Sunday, July 02, 2017

NYAFF ’17: Dawn of the Felines

Yes, this is another one of those movies from Nikkatsu, but you would hardly know it from watching. Technically, these women are escorts, not prostitutes, but that is only a legal-semantic distinction. Regardless, when they ply their trade it is often unseemly and sometimes downright alarming, but never titillating. Human nature is as grubby as ever in Kazuya Shiraishi’s Dawn of the Felines (trailer here), which screens during this year’s New York Asian Film Festival.

Ironically, Masako frequently lacks a bed to sleep in, because the debt-laden former professional is essentially homeless. She usually sleeps in internet café booths, but Takada, a financial self-sufficient hikikomori client, extends an open invitation to sleep over, with no quid pro quos. It sounds like a good deal, but something about the way he embraces the worst impulses of the internet makes her wary.

Rie is actually the only housewife employed by the agency supposedly offering wayward home-makers. She caught her husband cheating, so she now secretly returns the favor multiple times over, but without any emotional entanglements. At least that was the plan, but instead she draws a grieving widower as a regular client. It is not clear what he wants from her, but it is not sex. That’s just not happening for him anymore.

Yui seems like the perkiest and most upbeat of the focal trio, but the bruises on her little boy Kenta suggest otherwise. She will disappear for days, leaving Kenta in the care of a veritable stranger, but that Craigslist sitter is easily the most redemptive man in the film. Thanks to him, Dawn cannot be accurately characterized as anti-male, but he is mistreated rather badly for his efforts. No good deed.

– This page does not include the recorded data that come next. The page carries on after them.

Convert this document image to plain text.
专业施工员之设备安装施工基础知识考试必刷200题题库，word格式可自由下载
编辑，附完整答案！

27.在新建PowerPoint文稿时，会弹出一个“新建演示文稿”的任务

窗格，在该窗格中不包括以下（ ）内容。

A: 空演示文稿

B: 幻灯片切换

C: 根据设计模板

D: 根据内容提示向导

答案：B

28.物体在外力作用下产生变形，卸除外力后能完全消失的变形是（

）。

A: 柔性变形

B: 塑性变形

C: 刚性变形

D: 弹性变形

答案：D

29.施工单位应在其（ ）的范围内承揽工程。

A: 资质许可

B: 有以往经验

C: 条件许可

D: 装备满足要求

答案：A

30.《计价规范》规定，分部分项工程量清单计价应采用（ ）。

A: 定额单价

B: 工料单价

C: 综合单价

If any of this turns you on seek professional help immediately. The title deliberately echoes the 1972 naughty Nikkatsu Night of the Felines and Kazuko Shirakawa, the star of the Apartment Wife franchise, appears in a cameo, but the tone of Dawn is much closer to Michael Glawogger’s observational expose, Whores’ Glory. Best known for gritty crime dramas, like Twisted Justice and The Devil’s Path, Shiraishi brings the same sensibilities to bear when portraying the oldest profession.

Furthermore, these are a far cry from the sort of performances you typically find in exploitation films. Juri Ihata’s portrayal of Masako is richly complex and rigorously unsentimental. She plays her tough and smart, but also quite vulnerable. Satsuki Maue effectively brings out the Jekyll and Hyde in Yui, but the one-named Michie probably takes the honors with her mature yet frequently surprising work as Rie.

This is a film that transcends it genre, but not the Nikkatsu formula. It openly invites viewers to sympathize with its characters and bemoan the demeaning nature of their business, but the sex scenes still come along like clockwork. In fact, they rather help reinforce the message. Recommended for those interested in women’s issues and the R-P sub-genre (two sets of viewers who don’t overlap all that often), Dawn of the Felines screens on the Fourth of July at the Walter Reade, as part of the 2017 NYAFF.